One of the best examples can be found in Switzerland, a country with a long tradition of urban swimming. Basel, Bern, Zurich, and Geneva are all swim cities, with swimmable rivers restored to their citizens as natural public resources. For quite some time, waterways previously reserved for industry have been used as recreation areas, with many located within walking distance of residents’ homes and part of their daily routine. People often take a quick dip in the river during their lunch break or even take advantage of fast currents to swim to the office. In practical terms, the banks of these waterways are as central to the image of the modern Swiss city as its famous buildings.
Another fascinating example comes from London. Aiming to establish natural swimming baths along the Thames, the Thames Baths project has a groundswell of community support. A driving force behind the scheme is Studio Octopi, which is promoting better access and use of urban waterways right across the UK, while developing ideas for both baths and beaches along the Thames. The studio is also working with artists and community groups to reopen closed and demolished “lidos” (public outdoor swimming pools built in the 1920s and 1930s).
Something similar is happening in Berlin. Non-profit association Flussbad Berlin is working on an urban development project centering on the Spree River, which flows through central Berlin, to transform it into a clean waterway for use in a totally new way.

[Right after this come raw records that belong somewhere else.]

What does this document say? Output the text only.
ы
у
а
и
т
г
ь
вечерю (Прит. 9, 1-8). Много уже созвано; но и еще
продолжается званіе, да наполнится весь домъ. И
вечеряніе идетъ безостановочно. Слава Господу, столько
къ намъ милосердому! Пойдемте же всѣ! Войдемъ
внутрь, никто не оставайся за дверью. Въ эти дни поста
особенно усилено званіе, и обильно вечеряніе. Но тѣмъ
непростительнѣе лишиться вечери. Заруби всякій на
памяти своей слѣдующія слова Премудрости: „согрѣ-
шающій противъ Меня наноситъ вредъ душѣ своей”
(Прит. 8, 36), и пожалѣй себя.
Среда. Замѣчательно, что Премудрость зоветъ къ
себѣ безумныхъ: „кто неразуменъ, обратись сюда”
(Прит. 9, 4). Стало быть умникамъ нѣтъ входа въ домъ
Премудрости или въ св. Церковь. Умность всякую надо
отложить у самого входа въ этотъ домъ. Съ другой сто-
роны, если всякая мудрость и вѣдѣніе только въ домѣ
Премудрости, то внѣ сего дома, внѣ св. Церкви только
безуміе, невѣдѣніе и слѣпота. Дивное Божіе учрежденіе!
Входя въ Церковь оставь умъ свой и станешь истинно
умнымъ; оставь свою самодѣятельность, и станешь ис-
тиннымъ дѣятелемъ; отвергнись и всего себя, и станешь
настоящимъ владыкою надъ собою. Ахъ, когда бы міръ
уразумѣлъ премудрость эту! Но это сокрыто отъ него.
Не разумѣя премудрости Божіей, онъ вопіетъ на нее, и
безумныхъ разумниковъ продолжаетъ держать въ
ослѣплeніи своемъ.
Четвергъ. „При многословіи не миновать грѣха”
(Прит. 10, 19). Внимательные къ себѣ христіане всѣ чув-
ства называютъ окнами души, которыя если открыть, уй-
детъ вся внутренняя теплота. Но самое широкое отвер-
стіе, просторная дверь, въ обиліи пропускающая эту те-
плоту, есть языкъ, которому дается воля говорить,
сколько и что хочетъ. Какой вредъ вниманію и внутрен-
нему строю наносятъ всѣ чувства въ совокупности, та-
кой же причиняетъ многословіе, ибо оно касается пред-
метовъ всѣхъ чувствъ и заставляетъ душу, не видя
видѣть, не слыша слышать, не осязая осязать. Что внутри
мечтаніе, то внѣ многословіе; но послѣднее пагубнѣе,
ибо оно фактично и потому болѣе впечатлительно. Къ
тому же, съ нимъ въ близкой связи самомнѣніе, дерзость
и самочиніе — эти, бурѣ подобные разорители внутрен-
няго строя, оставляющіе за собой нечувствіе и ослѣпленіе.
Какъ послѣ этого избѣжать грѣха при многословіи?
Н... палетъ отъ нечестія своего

The project features a landscaped park, abundant plant life to act as a filter, and a 2,700 foot (840 m) long natural bathing area. From the Humboldt Forum to the Bode Museum along Museum Island, a public space will be created to tempt Berliners and visitors to take a dip in the pristine water. The project also envisages filtering the water in a completely natural way, thereby transforming the Spree, near the Fischerinsel, into a clean and green landscape.
Living both on and near water is very much a part of Parisian culture, where, since the 2000s, the Paris Plage has been operating – several miles of beach along the Seine, set up to host recreational and sporting activities on sand and grass.